Based on my experience and preferences, I ended up with a Ruger Mark III Target with a 5.5 inch barrell. In terms of reliability and quality, I would rate the Mosquito higher than the 1911s. But if you really like 1911s and want to inexpensively train with a full size 1911 -- the GSG is a good choice.

*EDIT:* I shot my new Ruger Mark III Target this weekend for the first time. It is WAYYYY more accurate than any of the 22s referenced above -- and the trigger is great. I am very pleased. Personally, I had to spend time with these other guns to appreciate the Rugers. Save yourself the time and trouble and go straight to the Ruger. These other guns really do pale by comparison.


----------



## RogerH

I have the sig 1911 22 have shot about 500 rounds zero problems. son in law has gsg a few problems . i was told the sigs are built to higher standards. likes an ammo feels good shoots even better i will replace the plastic sights with fiber optics and the thumb saftey... only draw back mags are pricey


----------



## ronmail65

RogerH said:


> I have the sig 1911 22 have shot about 500 rounds zero problems. son in law has gsg a few problems . i was told the sigs are built to higher standards. likes an ammo feels good shoots even better i will replace the plastic sights with fiber optics and the thumb saftey... only draw back mags are pricey


Roger - I'm curious since you have experience with both the Sig 1911 22LR and the GSG model. I thought these were the same gun - just with different branding. Do you think these are entirely different? Or might be the same frame and slide but with some different components?


----------



## dondavis3

I own both and like my Sig Sauer 1911 - 22 best










It is made by GSG - I can't compare the GSG to the Sig because I don't own a GSG brand

I've intentionally fed it a mix of ammo brands and it eats them all.

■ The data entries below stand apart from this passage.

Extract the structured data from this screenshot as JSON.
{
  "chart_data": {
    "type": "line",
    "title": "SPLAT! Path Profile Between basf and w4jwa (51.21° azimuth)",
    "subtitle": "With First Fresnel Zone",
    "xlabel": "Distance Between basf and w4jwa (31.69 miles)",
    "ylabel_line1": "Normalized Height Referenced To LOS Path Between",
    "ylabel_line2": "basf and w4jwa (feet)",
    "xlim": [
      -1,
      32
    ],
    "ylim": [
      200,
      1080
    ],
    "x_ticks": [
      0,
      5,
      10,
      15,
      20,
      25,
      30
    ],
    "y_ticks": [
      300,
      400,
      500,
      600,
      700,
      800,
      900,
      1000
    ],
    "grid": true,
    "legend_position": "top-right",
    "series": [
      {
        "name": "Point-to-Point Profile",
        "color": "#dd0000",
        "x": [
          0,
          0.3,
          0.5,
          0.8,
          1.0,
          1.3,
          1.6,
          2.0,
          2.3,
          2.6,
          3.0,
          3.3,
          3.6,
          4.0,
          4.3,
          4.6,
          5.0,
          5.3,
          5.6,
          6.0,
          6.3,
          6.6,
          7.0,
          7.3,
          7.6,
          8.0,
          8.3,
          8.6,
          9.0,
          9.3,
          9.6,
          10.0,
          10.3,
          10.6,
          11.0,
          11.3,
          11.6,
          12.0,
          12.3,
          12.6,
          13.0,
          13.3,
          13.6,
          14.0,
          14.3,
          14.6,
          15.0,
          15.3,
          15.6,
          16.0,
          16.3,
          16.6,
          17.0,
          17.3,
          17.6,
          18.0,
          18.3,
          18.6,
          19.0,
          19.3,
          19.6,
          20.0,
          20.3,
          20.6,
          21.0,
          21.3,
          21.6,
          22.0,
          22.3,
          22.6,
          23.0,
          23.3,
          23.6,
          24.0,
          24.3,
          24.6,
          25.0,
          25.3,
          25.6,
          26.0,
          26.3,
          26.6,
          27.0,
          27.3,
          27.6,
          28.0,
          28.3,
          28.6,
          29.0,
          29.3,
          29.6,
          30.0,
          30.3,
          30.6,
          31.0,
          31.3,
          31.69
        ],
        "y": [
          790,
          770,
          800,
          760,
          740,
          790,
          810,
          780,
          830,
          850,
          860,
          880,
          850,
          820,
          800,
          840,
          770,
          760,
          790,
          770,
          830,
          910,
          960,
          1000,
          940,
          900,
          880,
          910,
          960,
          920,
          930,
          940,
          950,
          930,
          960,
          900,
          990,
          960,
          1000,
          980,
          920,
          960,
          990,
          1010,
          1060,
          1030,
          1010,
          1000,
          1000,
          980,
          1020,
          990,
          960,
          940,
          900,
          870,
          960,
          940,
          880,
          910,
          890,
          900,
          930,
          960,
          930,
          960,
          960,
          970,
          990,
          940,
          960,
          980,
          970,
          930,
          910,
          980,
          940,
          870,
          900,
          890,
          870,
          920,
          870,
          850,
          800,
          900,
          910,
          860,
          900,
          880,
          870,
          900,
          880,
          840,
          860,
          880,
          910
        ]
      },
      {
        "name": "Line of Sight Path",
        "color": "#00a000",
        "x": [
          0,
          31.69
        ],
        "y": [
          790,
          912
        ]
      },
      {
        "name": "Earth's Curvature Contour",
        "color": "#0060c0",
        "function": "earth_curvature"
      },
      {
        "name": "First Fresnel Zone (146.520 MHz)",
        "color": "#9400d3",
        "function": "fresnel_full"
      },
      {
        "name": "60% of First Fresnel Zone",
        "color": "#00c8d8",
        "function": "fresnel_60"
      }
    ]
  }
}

Fun to shoot & it certainly does look & feel like a 1911 IMHO

I also own a Mosquito and it is a very nice gun - I've had no problems with my Mosquito either.

I just like the Sig 1911 better.

:smt1099


----------



## RogerH

well all i know i son in law has problems with his jaming worked and polished the slide so it works smoother. i removed the extra mag safety you had to have the mag in to let down hammer. it had 3 safetys thumb great grip like reg 1911 ok but the mag thing i couldnt live with easy fix. like i said sig 1911-22 shoots smooth never a problem


----------



## SouthernBoy

cooper623 said:


> +1 on hard to take apart with the MKIII. it has a really odd mechanism on the backstrap that you have to mess with to get it taken down completely. Also, putting it back together is no easy task either. Thats is a definite benefit tot he 1911 .22, it will take down like a 1911 and be easy.


Remove the magazine disconnect safety and this becomes a lot easier.


----------